Gulbis too drips with marketing savvy. There is the television reality show. The sexy calendar. The mounds of endorsements created around her blonde hair and engaging personality and bikini shots.

But there is also this: When she beat Jeong Jang in a playoff Sunday to win the Evian Masters (the most prestigious women’s tournament this side of a major), Gulbis reached a stage her career record suggested was more destined than possible.

That she did so after having to change her swing because of a bad back moves her even further away from any athletic connection with Kournikova, whose downfall in sports was that she peaked early and couldn’t overcome all those spine ailments.

She was essentially done at 22, having traded in her competitive singles career for the occasional team tennis doubles match and her next pouty expression in front of thousands of paparazzi cameras.

The difference with Gulbis: She is 24 and just getting started as one of her sport’s best.

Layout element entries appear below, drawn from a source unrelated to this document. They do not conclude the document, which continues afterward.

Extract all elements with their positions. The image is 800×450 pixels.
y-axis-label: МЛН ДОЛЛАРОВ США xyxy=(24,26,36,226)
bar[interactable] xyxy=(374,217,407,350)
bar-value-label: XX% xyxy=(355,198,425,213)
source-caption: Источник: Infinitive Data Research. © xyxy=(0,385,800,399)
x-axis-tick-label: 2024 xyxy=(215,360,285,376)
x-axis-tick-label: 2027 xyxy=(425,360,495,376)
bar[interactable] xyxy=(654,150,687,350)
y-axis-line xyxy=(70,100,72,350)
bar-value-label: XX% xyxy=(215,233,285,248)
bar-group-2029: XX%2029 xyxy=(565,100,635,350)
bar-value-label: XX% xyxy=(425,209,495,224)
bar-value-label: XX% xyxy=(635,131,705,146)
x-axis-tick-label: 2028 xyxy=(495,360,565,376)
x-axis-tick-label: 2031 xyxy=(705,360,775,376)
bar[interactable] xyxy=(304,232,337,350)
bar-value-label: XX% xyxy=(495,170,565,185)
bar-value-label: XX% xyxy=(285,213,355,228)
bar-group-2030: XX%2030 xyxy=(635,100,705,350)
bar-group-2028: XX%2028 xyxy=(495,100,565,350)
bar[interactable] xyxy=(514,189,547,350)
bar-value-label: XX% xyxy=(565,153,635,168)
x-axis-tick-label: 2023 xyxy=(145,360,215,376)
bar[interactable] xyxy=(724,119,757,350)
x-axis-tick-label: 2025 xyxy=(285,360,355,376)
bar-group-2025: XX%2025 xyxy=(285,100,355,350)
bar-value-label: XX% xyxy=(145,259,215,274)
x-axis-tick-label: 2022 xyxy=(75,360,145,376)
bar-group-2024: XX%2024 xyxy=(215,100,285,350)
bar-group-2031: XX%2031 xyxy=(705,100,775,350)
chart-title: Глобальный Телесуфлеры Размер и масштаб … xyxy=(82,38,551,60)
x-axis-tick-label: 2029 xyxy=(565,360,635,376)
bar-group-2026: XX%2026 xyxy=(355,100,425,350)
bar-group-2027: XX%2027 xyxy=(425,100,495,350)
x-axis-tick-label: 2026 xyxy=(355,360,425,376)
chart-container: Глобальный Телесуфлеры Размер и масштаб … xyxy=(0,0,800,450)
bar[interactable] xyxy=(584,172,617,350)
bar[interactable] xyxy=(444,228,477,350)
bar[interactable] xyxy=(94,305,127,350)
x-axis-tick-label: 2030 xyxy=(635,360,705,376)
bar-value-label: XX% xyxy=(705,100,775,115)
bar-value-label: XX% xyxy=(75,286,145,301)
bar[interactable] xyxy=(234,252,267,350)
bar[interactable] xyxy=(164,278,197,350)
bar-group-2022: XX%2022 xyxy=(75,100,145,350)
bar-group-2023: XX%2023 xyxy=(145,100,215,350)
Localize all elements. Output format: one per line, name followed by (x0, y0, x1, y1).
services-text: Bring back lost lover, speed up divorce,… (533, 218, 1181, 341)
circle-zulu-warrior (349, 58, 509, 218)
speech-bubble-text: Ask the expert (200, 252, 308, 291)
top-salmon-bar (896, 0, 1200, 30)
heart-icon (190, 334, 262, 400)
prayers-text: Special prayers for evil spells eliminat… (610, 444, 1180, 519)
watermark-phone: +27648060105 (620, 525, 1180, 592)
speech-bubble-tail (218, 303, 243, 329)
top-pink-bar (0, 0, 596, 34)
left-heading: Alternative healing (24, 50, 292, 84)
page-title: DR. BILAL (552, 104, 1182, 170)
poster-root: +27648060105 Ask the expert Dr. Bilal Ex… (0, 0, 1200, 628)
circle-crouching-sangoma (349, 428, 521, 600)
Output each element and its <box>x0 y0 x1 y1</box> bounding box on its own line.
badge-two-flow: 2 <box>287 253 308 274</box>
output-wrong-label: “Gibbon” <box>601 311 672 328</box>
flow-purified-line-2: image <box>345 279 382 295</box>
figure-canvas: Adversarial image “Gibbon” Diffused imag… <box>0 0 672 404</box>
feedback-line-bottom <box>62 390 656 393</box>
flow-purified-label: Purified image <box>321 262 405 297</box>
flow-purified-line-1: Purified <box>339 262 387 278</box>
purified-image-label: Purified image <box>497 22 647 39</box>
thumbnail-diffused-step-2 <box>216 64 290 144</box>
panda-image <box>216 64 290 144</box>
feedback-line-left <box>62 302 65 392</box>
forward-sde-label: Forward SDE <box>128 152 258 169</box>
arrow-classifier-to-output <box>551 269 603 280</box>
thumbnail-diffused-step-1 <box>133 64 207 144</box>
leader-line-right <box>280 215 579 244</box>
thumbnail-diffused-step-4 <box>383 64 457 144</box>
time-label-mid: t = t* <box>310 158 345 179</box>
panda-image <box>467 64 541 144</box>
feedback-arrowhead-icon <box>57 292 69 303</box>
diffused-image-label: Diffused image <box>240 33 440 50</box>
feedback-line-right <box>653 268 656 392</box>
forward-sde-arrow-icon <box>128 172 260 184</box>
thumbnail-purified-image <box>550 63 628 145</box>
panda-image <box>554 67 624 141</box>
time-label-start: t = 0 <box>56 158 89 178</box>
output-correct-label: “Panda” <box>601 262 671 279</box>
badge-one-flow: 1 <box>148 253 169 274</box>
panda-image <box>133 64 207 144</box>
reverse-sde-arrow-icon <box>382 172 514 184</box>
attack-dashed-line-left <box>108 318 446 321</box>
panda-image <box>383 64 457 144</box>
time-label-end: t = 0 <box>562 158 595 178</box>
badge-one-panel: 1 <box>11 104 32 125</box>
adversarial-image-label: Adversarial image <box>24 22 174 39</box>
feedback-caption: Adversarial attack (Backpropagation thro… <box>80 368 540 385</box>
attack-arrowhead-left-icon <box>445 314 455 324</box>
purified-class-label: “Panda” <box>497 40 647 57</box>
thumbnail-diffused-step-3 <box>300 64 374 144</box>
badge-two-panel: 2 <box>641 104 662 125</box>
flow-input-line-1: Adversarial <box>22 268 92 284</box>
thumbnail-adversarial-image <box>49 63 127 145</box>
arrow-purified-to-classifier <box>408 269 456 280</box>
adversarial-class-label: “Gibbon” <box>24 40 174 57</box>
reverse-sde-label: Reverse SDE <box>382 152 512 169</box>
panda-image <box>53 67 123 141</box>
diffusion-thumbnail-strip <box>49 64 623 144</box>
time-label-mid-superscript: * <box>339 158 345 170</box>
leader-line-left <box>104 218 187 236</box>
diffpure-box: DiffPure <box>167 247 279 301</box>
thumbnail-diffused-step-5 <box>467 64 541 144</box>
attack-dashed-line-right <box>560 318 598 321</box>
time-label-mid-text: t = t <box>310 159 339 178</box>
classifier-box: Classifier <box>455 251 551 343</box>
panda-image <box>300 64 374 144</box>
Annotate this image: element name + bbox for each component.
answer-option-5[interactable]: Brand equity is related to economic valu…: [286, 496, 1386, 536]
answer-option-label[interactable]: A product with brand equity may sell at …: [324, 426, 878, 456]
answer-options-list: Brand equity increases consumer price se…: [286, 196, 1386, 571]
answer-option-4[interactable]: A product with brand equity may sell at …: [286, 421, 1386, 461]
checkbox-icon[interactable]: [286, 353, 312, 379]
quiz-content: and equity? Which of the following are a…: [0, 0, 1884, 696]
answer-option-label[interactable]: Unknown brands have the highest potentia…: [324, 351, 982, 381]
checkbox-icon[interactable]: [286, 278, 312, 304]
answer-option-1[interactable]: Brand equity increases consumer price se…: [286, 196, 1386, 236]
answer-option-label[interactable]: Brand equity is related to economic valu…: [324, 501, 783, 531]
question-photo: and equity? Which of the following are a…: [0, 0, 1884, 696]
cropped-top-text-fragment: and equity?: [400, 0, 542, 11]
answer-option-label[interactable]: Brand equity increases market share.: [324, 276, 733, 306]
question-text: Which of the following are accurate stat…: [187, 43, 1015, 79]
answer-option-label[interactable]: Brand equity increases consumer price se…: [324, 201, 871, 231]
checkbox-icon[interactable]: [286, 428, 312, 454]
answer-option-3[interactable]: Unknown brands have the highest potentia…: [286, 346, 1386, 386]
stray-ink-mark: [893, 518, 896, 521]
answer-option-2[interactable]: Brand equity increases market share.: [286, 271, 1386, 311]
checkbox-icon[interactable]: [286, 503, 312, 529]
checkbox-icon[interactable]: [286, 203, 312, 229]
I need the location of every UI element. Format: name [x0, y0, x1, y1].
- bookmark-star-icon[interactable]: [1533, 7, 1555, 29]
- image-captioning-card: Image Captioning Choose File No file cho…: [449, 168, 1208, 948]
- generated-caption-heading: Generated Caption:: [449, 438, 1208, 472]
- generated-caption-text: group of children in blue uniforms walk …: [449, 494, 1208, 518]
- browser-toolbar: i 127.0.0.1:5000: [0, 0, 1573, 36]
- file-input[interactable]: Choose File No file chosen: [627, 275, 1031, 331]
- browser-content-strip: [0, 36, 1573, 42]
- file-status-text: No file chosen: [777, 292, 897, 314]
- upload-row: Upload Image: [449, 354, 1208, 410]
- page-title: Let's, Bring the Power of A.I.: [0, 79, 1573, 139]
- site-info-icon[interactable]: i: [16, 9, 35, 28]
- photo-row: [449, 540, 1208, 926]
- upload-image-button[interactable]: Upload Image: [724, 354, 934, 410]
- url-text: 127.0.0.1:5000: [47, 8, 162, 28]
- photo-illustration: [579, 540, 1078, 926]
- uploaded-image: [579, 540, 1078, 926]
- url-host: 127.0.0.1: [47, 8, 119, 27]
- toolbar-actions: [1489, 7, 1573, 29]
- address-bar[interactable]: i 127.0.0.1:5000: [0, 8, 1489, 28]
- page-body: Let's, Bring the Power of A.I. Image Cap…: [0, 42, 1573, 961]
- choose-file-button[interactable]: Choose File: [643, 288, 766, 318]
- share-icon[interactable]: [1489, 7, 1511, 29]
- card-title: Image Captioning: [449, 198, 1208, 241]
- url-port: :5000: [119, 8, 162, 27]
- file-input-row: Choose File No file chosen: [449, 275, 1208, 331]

"I never actually met Anna, but the comparisons didn’t bother me at all," Gulbis said Wednesday from Scotland, where the Women’s British Open will be contested this week at St. Andrews. "She’s very attractive and brought a lot of (publicity) to her sport. Coming up, she was one of the best juniors in the world.

"But I have always known the most important thing to me is winning tournaments. I wouldn’t spend the time competing on tour every week and putting in the hours of practice and working on my game if (winning) wasn’t the ultimate goal.

"You know, I didn’t feel at all different last week than I have with some of my top-five finishes. It was just my time. I’ve been in the hunt for a while at different tournaments, but someone would outplay me. This time, I was the one with the lowest score."

You could see it coming faster than Lindsay Lohan’s next relapse.

Gulbis and Lorena Ochoa were the only players to finish among the top 20 in all four majors last year. Gulbis had five top 10s in 2006 and the year before set a then-LPGA season record for earning the most money (just over $1 million) without a victory. She has been a few accurate drives and more consistent putts away from hugging a trophy as she did in France on Sunday.

The mainstream sports marketplace continues to be jam-packed with entertainment options for the average fan’s attention. For years, many have wondered if sex appeal isn’t the optimum way to promote women’s sports. Before there was a Natalie Gulbis in golf, there was Jan Stevenson and Laura Baugh.

And while skimpy outfits never have been proven to directly influence tournament purses or sponsorship awareness, the concept certainly has helped women’s golf establish its place in that crowded marketplace.

Gulbis is a big reason for that, much the way Kournikova once was in tennis. It’s where all comparisons should end.